Not surprisingly, the pharmacists’ proposal isn’t receiving many plaudits from the major ASA manufacturers, such as Sterling Drug Ltd., which produces Aspirin, and Whitehall Laborato-
ries, which makes Anacin. ASA products are their bread-and-butter items, and the companies feel the information presented on or in the package itself is sufficient. “There is a fair amount of information and cautions in the package,” says Joe Kiefer, director of corporate relations for Sterling. “It could be of help if someone had a condition such as stomach upset and hadn’t been dealing with a doctor.”
Sterling has invested in a possible expanding market by providing funds for
therapeutic uses. So far the company hasn’t felt the impact of ASA’s new applications, but it clearly anticipates an upward turn in sales. Says Kiefer: “I think there will be a broadening of the use of the drug once doctors assimilate the information.”
The revelation of ASA’s broad potential came in 1971 with the discovery by Dr.
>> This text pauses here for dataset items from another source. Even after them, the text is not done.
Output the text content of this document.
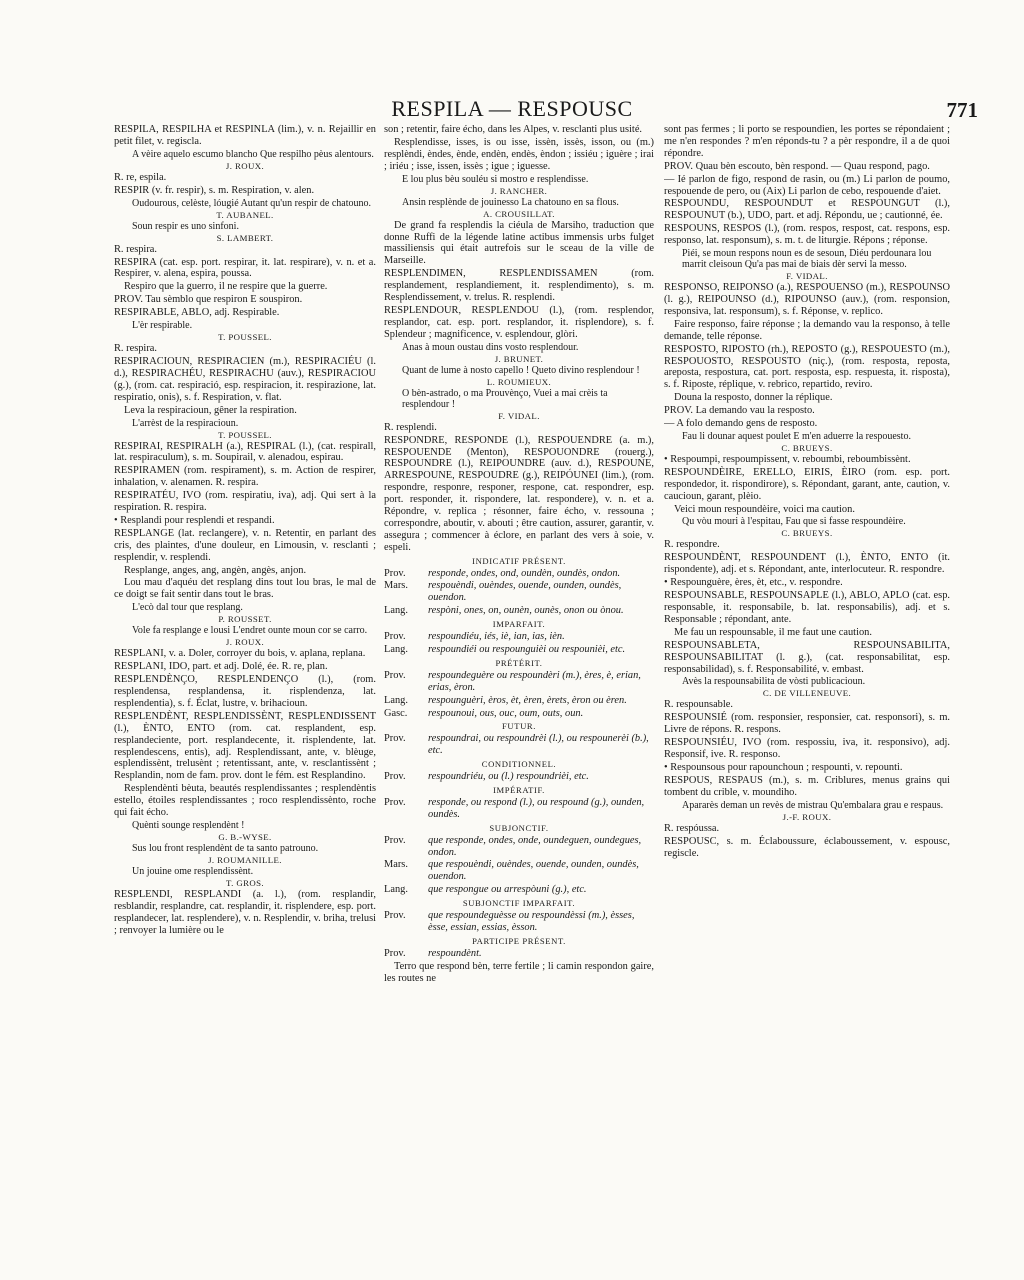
RESPILA — RESPOUSC	771

RESPILA, RESPILHA et RESPINLA (lim.), v. n. Rejaillir en petit filet, v. regiscla.

A vèire aquelo escumo blancho Que respilho pèus alentours.

J. ROUX.

R. re, espila.

RESPIR (v. fr. respir), s. m. Respiration, v. alen.

Oudourous, celèste, lóugié Autant qu'un respir de chatouno.

T. AUBANEL.

Soun respir es uno sinfoni.

S. LAMBERT.

R. respira.

RESPIRA (cat. esp. port. respirar, it. lat. respirare), v. n. et a. Respirer, v. alena, espira, poussa.

Respiro que la guerro, il ne respire que la guerre.

PROV. Tau sèmblo que respiron E souspiron.

RESPIRABLE, ABLO, adj. Respirable.

L'èr respirable.

T. POUSSEL.

R. respira.

RESPIRACIOUN, RESPIRACIEN (m.), RESPIRACIÉU (l. d.), RESPIRACHÉU, RESPIRACHU (auv.), RESPIRACIOU (g.), (rom. cat. respiració, esp. respiracion, it. respirazione, lat. respiratio, onis), s. f. Respiration, v. flat.

Leva la respiracioun, gêner la respiration.

L'arrèst de la respiracioun.

T. POUSSEL.

RESPIRAI, RESPIRALH (a.), RESPIRAL (l.), (cat. respirall, lat. respiraculum), s. m. Soupirail, v. alenadou, espirau.

RESPIRAMEN (rom. respirament), s. m. Action de respirer, inhalation, v. alenamen. R. respira.

RESPIRATÉU, IVO (rom. respiratiu, iva), adj. Qui sert à la respiration. R. respira.

• Resplandi pour resplendi et respandi.

RESPLANGE (lat. reclangere), v. n. Retentir, en parlant des cris, des plaintes, d'une douleur, en Limousin, v. resclanti ; resplendir, v. resplendi.

Resplange, anges, ang, angèn, angès, anjon.

Lou mau d'aquéu det resplang dins tout lou bras, le mal de ce doigt se fait sentir dans tout le bras.

L'ecò dal tour que resplang.

P. ROUSSET.

Vole fa resplange e lousi L'endret ounte moun cor se carro.

J. ROUX.

RESPLANI, v. a. Doler, corroyer du bois, v. aplana, replana.

RESPLANI, IDO, part. et adj. Dolé, ée. R. re, plan.

RESPLENDÈNÇO, RESPLENDENÇO (l.), (rom. resplendensa, resplandensa, it. risplendenza, lat. resplendentia), s. f. Éclat, lustre, v. brihacioun.

RESPLENDÈNT, RESPLENDISSÈNT, RESPLENDISSENT (l.), ÈNTO, ENTO (rom. cat. resplandent, esp. resplandeciente, port. resplandecente, it. risplendente, lat. resplendescens, entis), adj. Resplendissant, ante, v. blèuge, esplendissènt, trelusènt ; retentissant, ante, v. resclantissènt ; Resplandin, nom de fam. prov. dont le fém. est Resplandino.

Resplendènti bèuta, beautés resplendissantes ; resplendèntis estello, étoiles resplendissantes ; roco resplendissènto, roche qui fait écho.

Quènti sounge resplendènt !

G. B.-WYSE.

Sus lou front resplendènt de ta santo patrouno.

J. ROUMANILLE.

Un jouine ome resplendissènt.

T. GROS.

RESPLENDI, RESPLANDI (a. l.), (rom. resplandir, resblandir, resplandre, cat. resplandir, it. risplendere, esp. port. resplandecer, lat. resplendere), v. n. Resplendir, v. briha, trelusi ; renvoyer la lumière ou le

son ; retentir, faire écho, dans les Alpes, v. resclanti plus usité.

Resplendisse, isses, is ou isse, issèn, issès, isson, ou (m.) resplèndi, èndes, ènde, endèn, endès, èndon ; issiéu ; iguère ; irai ; iriéu ; isse, issen, issès ; igue ; iguesse.

E lou plus bèu souléu si mostro e resplendisse.

J. RANCHER.

Ansin resplènde de jouinesso La chatouno en sa flous.

A. CROUSILLAT.

De grand fa resplendis la ciéula de Marsiho, traduction que donne Ruffi de la légende latine actibus immensis urbs fulget massiliensis qui était autrefois sur le sceau de la ville de Marseille.

RESPLENDIMEN, RESPLENDISSAMEN (rom. resplandement, resplandiement, it. resplendimento), s. m. Resplendissement, v. trelus. R. resplendi.

RESPLENDOUR, RESPLENDOU (l.), (rom. resplendor, resplandor, cat. esp. port. resplandor, it. risplendore), s. f. Splendeur ; magnificence, v. esplendour, glòri.

Anas à moun oustau dins vosto resplendour.

J. BRUNET.

Quant de lume à nosto capello ! Queto divino resplendour !

L. ROUMIEUX.

O bèn-astrado, o ma Prouvènço, Vuei a mai crèis ta resplendour !

F. VIDAL.

R. resplendi.

RESPONDRE, RESPONDE (l.), RESPOUENDRE (a. m.), RESPOUENDE (Menton), RESPOUONDRE (rouerg.), RESPOUNDRE (l.), REIPOUNDRE (auv. d.), RESPOUNE, ARRESPOUNE, RESPOUDRE (g.), REIPÓUNEI (lim.), (rom. respondre, responre, responer, respone, cat. respondrer, esp. port. responder, it. rispondere, lat. respondere), v. n. et a. Répondre, v. replica ; résonner, faire écho, v. ressouna ; correspondre, aboutir, v. abouti ; être caution, assurer, garantir, v. assegura ; commencer à éclore, en parlant des vers à soie, v. espeli.

INDICATIF PRÉSENT.

Prov.	responde, ondes, ond, oundèn, oundès, ondon.
Mars.	respouèndi, ouèndes, ouende, ounden, oundès, ouendon.
Lang.	respòni, ones, on, ounèn, ounès, onon ou ònou.

IMPARFAIT.

Prov.	respoundiéu, iés, iè, ian, ias, ièn.
Lang.	respoundiéi ou respounguièi ou respounièi, etc.

PRÉTÉRIT.

Prov.	respoundeguère ou respoundèri (m.), ères, è, erian, erias, èron.
Lang.	respounguèri, èros, èt, èren, èrets, èron ou èren.
Gasc.	respounoui, ous, ouc, oum, outs, oun.

FUTUR.

Prov.	respoundrai, ou respoundrèi (l.), ou respounerèi (b.), etc.

CONDITIONNEL.

Prov.	respoundriéu, ou (l.) respoundrièi, etc.

IMPÉRATIF.

Prov.	responde, ou respond (l.), ou respound (g.), ounden, oundès.

SUBJONCTIF.

Prov.	que responde, ondes, onde, oundeguen, oundegues, ondon.
Mars.	que respouèndi, ouèndes, ouende, ounden, oundès, ouendon.
Lang.	que respongue ou arrespòuni (g.), etc.

SUBJONCTIF IMPARFAIT.

Prov.	que respoundeguèsse ou respoundèssi (m.), èsses, èsse, essian, essias, èsson.

PARTICIPE PRÉSENT.

Prov.	respoundènt.

Terro que respond bèn, terre fertile ; li camin respondon gaire, les routes ne

sont pas fermes ; li porto se respoundien, les portes se répondaient ; me n'en respondes ? m'en réponds-tu ? a pèr respondre, il a de quoi répondre.

PROV. Quau bèn escouto, bèn respond. — Quau respond, pago.

— Ié parlon de figo, respond de rasin, ou (m.) Li parlon de poumo, respouende de pero, ou (Aix) Li parlon de cebo, respouende d'aiet.

RESPOUNDU, RESPOUNDUT et RESPOUNGUT (l.), RESPOUNUT (b.), UDO, part. et adj. Répondu, ue ; cautionné, ée.

RESPOUNS, RESPOS (l.), (rom. respos, respost, cat. respons, esp. responso, lat. responsum), s. m. t. de liturgie. Répons ; réponse.

Piéi, se moun respons noun es de sesoun, Diéu perdounara lou marrit cleisoun Qu'a pas mai de biais dèr servi la messo.

F. VIDAL.

RESPONSO, REIPONSO (a.), RESPOUENSO (m.), RESPOUNSO (l. g.), REIPOUNSO (d.), RIPOUNSO (auv.), (rom. responsion, responsiva, lat. responsum), s. f. Réponse, v. replico.

Faire responso, faire réponse ; la demando vau la responso, à telle demande, telle réponse.

RESPOSTO, RIPOSTO (rh.), REPOSTO (g.), RESPOUESTO (m.), RESPOUOSTO, RESPOUSTO (niç.), (rom. resposta, reposta, areposta, respostura, cat. port. resposta, esp. respuesta, it. risposta), s. f. Riposte, réplique, v. rebrico, repartido, reviro.

Douna la resposto, donner la réplique.

PROV. La demando vau la resposto.

— A folo demando gens de resposto.

Fau li dounar aquest poulet E m'en aduerre la respouesto.

C. BRUEYS.

• Respoumpi, respoumpissent, v. reboumbi, reboumbissènt.

RESPOUNDÈIRE, ERELLO, EIRIS, ÈIRO (rom. esp. port. respondedor, it. rispondirore), s. Répondant, garant, ante, caution, v. caucioun, garant, plèio.

Veici moun respoundèire, voici ma caution.

Qu vòu mouri à l'espitau, Fau que si fasse respoundèire.

C. BRUEYS.

R. respondre.

RESPOUNDÈNT, RESPOUNDENT (l.), ÈNTO, ENTO (it. rispondente), adj. et s. Répondant, ante, interlocuteur. R. respondre.

• Respounguère, ères, èt, etc., v. respondre.

RESPOUNSABLE, RESPOUNSAPLE (l.), ABLO, APLO (cat. esp. responsable, it. responsabile, b. lat. responsabilis), adj. et s. Responsable ; répondant, ante.

Me fau un respounsable, il me faut une caution.

RESPOUNSABLETA, RESPOUNSABILITA, RESPOUNSABILITAT (l. g.), (cat. responsabilitat, esp. responsabilidad), s. f. Responsabilité, v. embast.

Avès la respounsabilita de vòsti publicacioun.

C. DE VILLENEUVE.

R. respounsable.

RESPOUNSIÉ (rom. responsier, responsier, cat. responsori), s. m. Livre de répons. R. respons.

RESPOUNSIÉU, IVO (rom. respossiu, iva, it. responsivo), adj. Responsif, ive. R. responso.

• Respounsous pour rapounchoun ; respounti, v. repounti.

RESPOUS, RESPAUS (m.), s. m. Criblures, menus grains qui tombent du crible, v. moundiho.

Apararès deman un revès de mistrau Qu'embalara grau e respaus.

J.-F. ROUX.

R. respóussa.

RESPOUSC, s. m. Éclaboussure, éclaboussement, v. espousc, regiscle.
John R. Vane of the Royal College of Surgeons in England that the drug inhibits the production of prostaglandins, hormone-like fatty acids that cause blood platelets to stick together and clot. A major Canadian study, released in 1978 by London, Ont., neurologist Dr. Henry Barnett and his colleagues, found that moderate doses of ASA (four tablets a day) reduced the incidence of stroke in men over 50 years old by 48 per cent. Strangely, the same benefit did not apply to women tested. There is recent laboratory speculation that with lower doses of about a half-tablet daily, women may also be able to use ASA to prevent stroke.
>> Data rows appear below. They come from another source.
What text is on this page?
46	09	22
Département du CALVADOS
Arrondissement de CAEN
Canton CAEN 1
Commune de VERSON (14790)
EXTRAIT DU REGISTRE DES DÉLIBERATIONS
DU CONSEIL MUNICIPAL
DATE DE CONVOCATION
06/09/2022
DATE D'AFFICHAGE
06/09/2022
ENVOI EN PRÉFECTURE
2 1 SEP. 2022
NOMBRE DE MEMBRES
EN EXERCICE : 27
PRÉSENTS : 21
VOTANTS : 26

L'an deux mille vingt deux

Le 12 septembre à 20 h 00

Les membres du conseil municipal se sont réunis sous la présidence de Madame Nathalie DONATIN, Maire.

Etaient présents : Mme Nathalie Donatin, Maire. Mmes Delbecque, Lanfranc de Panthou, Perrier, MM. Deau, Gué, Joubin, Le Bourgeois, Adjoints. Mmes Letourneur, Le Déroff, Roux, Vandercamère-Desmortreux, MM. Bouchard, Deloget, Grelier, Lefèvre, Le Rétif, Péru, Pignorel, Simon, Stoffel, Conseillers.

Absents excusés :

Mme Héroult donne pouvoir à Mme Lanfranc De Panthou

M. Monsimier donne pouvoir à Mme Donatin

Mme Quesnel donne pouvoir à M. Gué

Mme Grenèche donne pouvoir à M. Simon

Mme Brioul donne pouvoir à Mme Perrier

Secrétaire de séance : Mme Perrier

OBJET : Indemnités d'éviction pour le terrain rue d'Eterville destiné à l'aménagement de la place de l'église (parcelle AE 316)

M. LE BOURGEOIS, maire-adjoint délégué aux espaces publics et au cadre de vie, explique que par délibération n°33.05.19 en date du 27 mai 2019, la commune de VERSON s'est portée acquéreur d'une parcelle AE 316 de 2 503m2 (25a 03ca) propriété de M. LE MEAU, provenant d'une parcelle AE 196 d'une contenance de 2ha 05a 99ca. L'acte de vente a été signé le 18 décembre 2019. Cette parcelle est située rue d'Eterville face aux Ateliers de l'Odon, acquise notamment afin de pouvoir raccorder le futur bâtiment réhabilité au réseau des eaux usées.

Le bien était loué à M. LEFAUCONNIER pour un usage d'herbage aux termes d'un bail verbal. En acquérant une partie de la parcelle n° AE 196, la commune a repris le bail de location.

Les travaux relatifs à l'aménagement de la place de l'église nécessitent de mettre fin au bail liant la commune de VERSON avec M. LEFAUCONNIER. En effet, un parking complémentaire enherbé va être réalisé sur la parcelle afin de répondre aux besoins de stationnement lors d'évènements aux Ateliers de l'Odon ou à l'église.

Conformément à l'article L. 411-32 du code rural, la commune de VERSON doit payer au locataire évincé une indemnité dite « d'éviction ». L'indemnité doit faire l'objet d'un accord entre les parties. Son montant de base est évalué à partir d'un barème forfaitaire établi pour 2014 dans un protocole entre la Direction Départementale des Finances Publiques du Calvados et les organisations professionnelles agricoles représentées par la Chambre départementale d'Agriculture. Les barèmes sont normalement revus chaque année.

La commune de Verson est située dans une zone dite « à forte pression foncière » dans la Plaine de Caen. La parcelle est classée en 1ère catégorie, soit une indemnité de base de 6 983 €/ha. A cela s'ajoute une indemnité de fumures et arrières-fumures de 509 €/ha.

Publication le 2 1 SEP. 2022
Until more clinical research comes in from other centres, Barnett still recommends a four-tablet dose. But the federal Health Protection Branch is so confident of the new findings that it will be proposing a new labelling and bottling of a reduced-dose aspirin for stroke patients which, in line with Ontario’s proposal, may be sold only in pharmacies. Dr. Ian Henderson, director of the branch’s Bureau of Human Drugs, predicts: “What we’re heading toward here in Canada is a half-tablet, about 125 mg, that is plenty for this problem. But we don’t feel that people should be selfmedicating for the prevention of stroke, especially the high-risk patients with high blood pressure.”
In a similar vein, ASA was shown by Dr. Richard Peto in Oxford, England, to reduce heart attacks by 21 per cent in
people who had already experienced one attack. His tests also showed cardiovascular mortality dropped by 16 per cent. Preliminary studies in more innovative uses of the drug are sending ripples of excitement and skepticism through the medical community. Findings suggest ASA may be useful in preventing sunburn and even in containing cancer.
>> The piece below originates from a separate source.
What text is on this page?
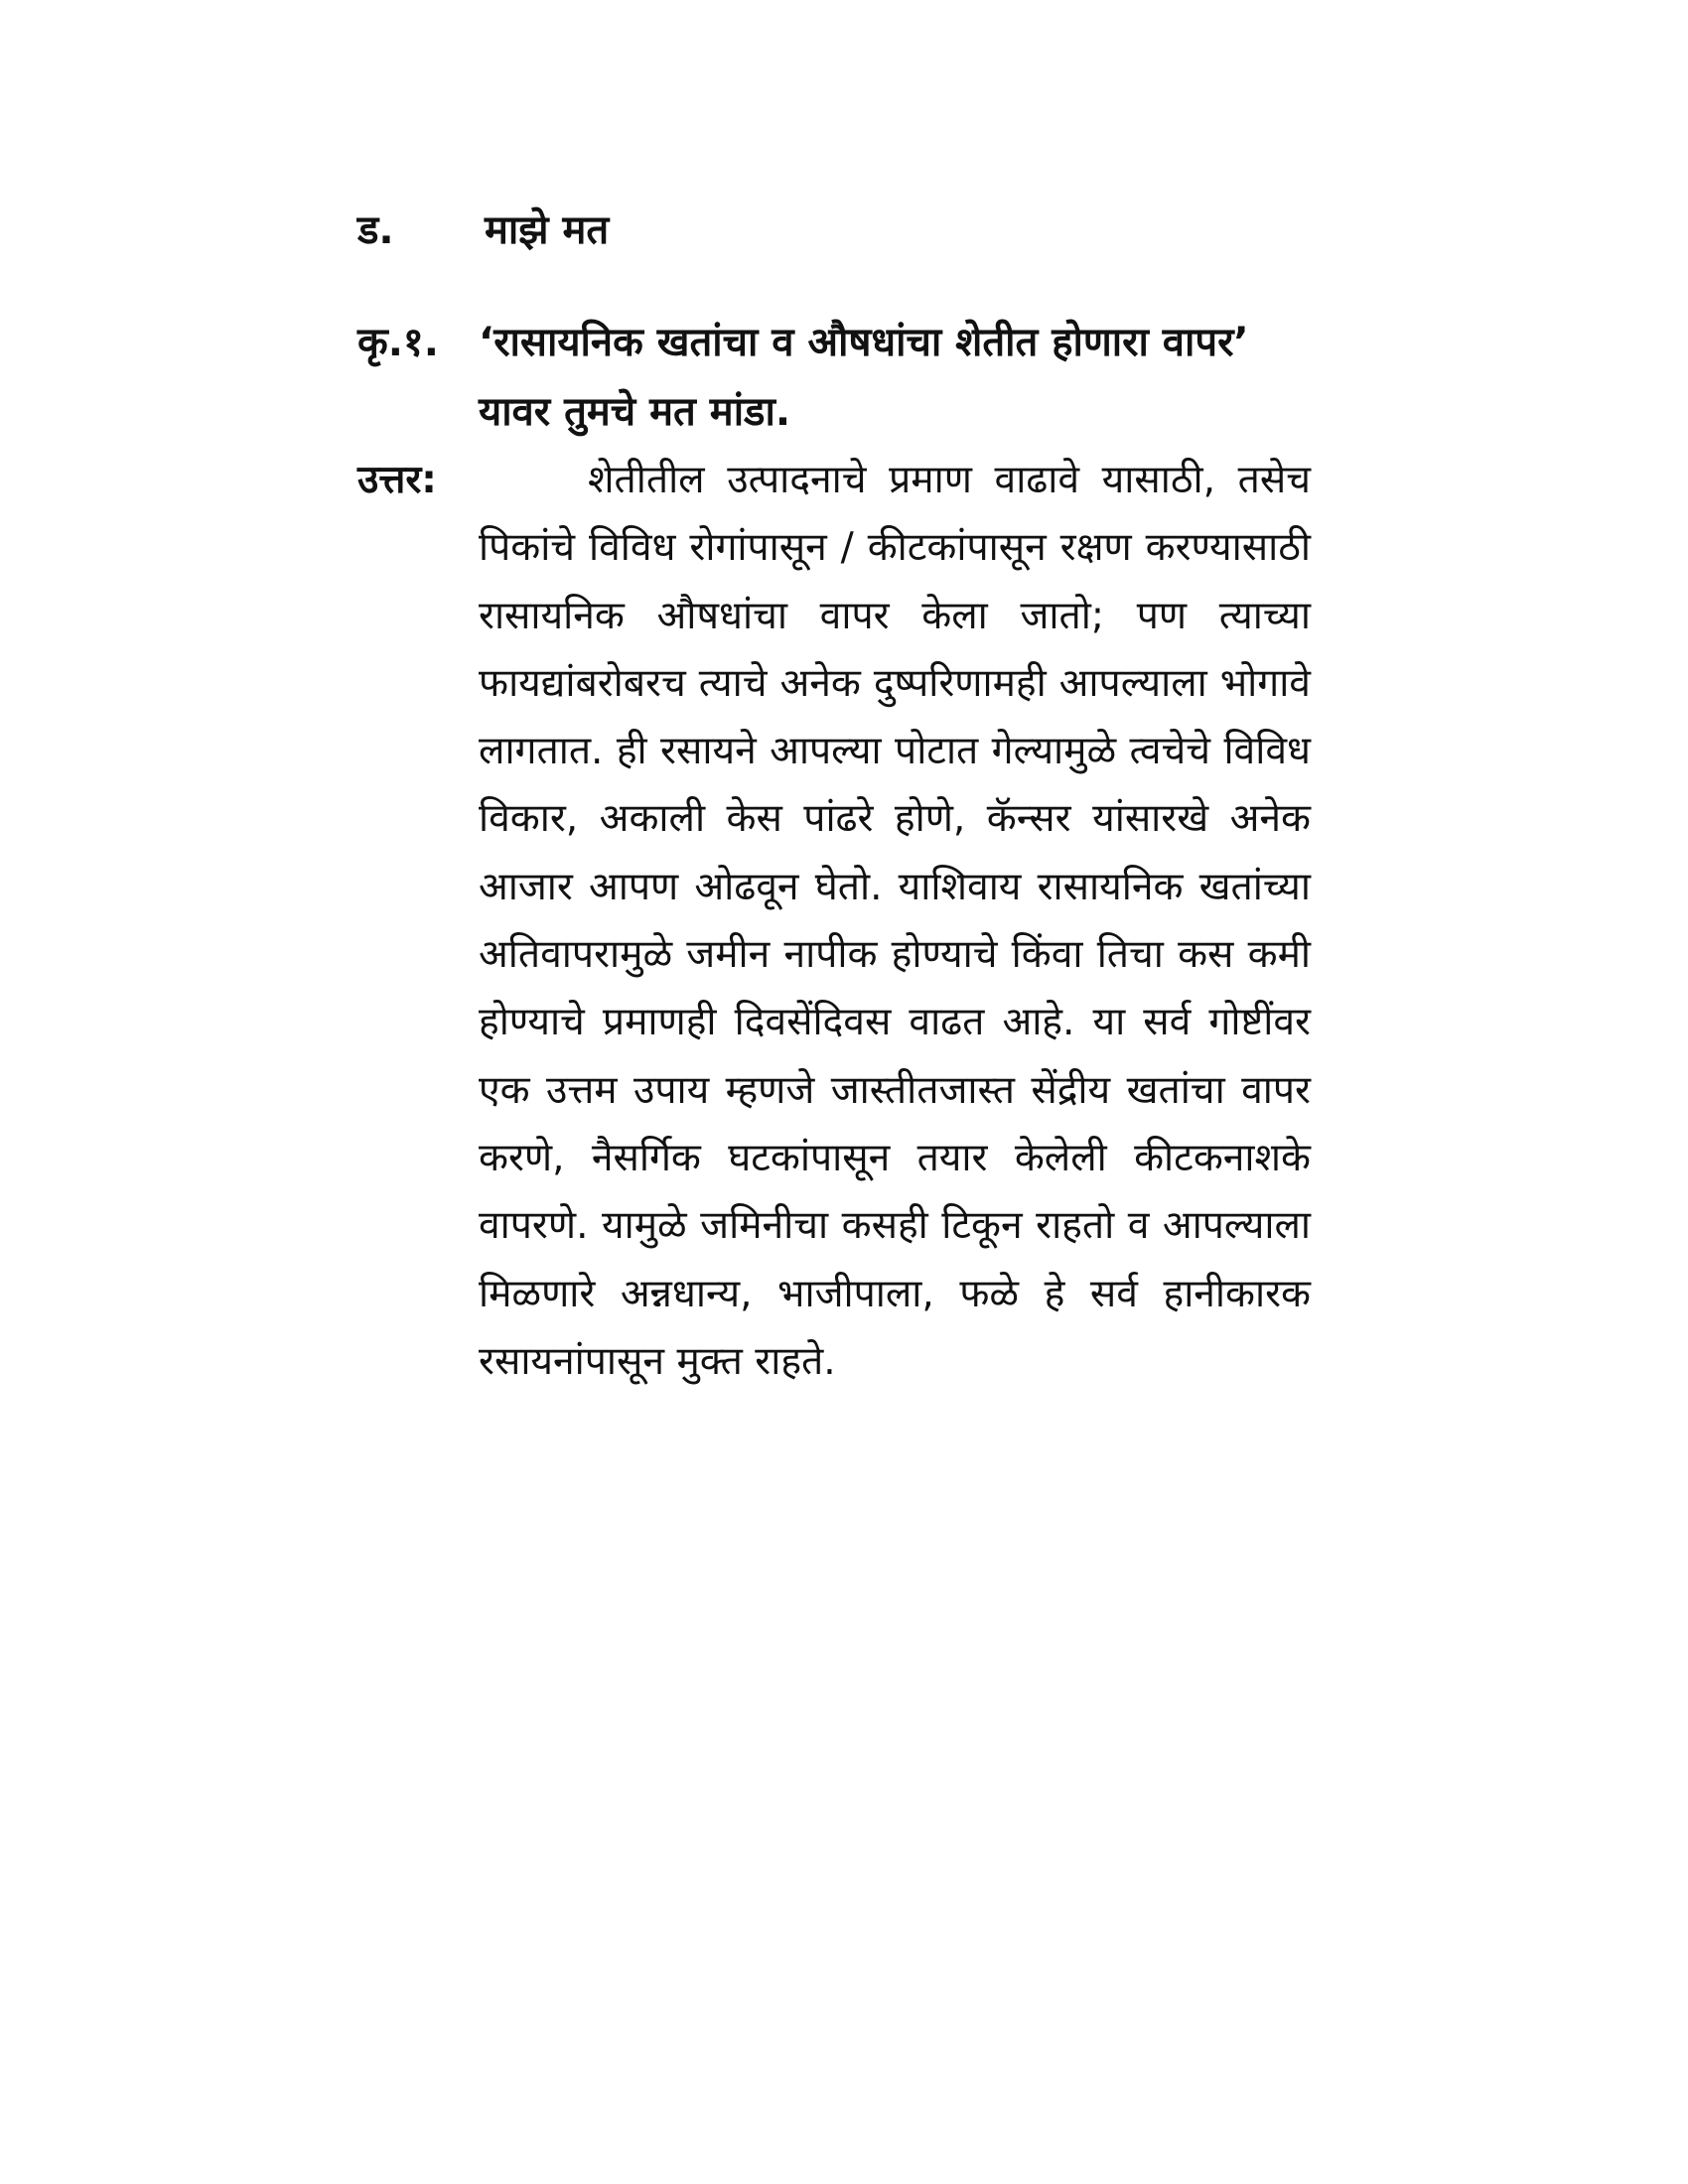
ड.	माझे मत
कृ.१. ‘रासायनिक खतांचा व औषधांचा शेतीत होणारा वापर’ यावर तुमचे मत मांडा.
उत्तर:	शेतीतील उत्पादनाचे प्रमाण वाढावे यासाठी, तसेच पिकांचे विविध रोगांपासून / कीटकांपासून रक्षण करण्यासाठी रासायनिक औषधांचा वापर केला जातो; पण त्याच्या फायद्यांबरोबरच त्याचे अनेक दुष्परिणामही आपल्याला भोगावे लागतात. ही रसायने आपल्या पोटात गेल्यामुळे त्वचेचे विविध विकार, अकाली केस पांढरे होणे, कॅन्सर यांसारखे अनेक आजार आपण ओढवून घेतो. याशिवाय रासायनिक खतांच्या अतिवापरामुळे जमीन नापीक होण्याचे किंवा तिचा कस कमी होण्याचे प्रमाणही दिवसेंदिवस वाढत आहे. या सर्व गोष्टींवर एक उत्तम उपाय म्हणजे जास्तीतजास्त सेंद्रीय खतांचा वापर करणे, नैसर्गिक घटकांपासून तयार केलेली कीटकनाशके वापरणे. यामुळे जमिनीचा कसही टिकून राहतो व आपल्याला मिळणारे अन्नधान्य, भाजीपाला, फळे हे सर्व हानीकारक रसायनांपासून मुक्त राहते.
As if that news wasn’t good enough for the ASA manufacturers, federal officials are monitoring test results of “a better ASA tablet” combining ASA with either dipyridamole or sulphinpyrazon for heart and stroke patients. Ultimately, government policy-makers feel ASA’s pros outweigh the cons, and Henderson argues that “restricting distribution at this stage isn’t feasible.” Even the pharmacists admit that controls could be unfair to headache-sufferers in isolated communities, on highways and on Sundays.
Nevertheless, Ontario is not alone in its bid for changes in ASA sales. Quebec pharmacists have been making the same proposal since 1973, as has B.C., but without success. The consensus is that ASA users don’t know as much about the drug as they should. And the beatification of a formerly pedestrian drug must take into account the most formidable obstacle of all—the psychological bent of the user. He wants to take two of them, whatever they are.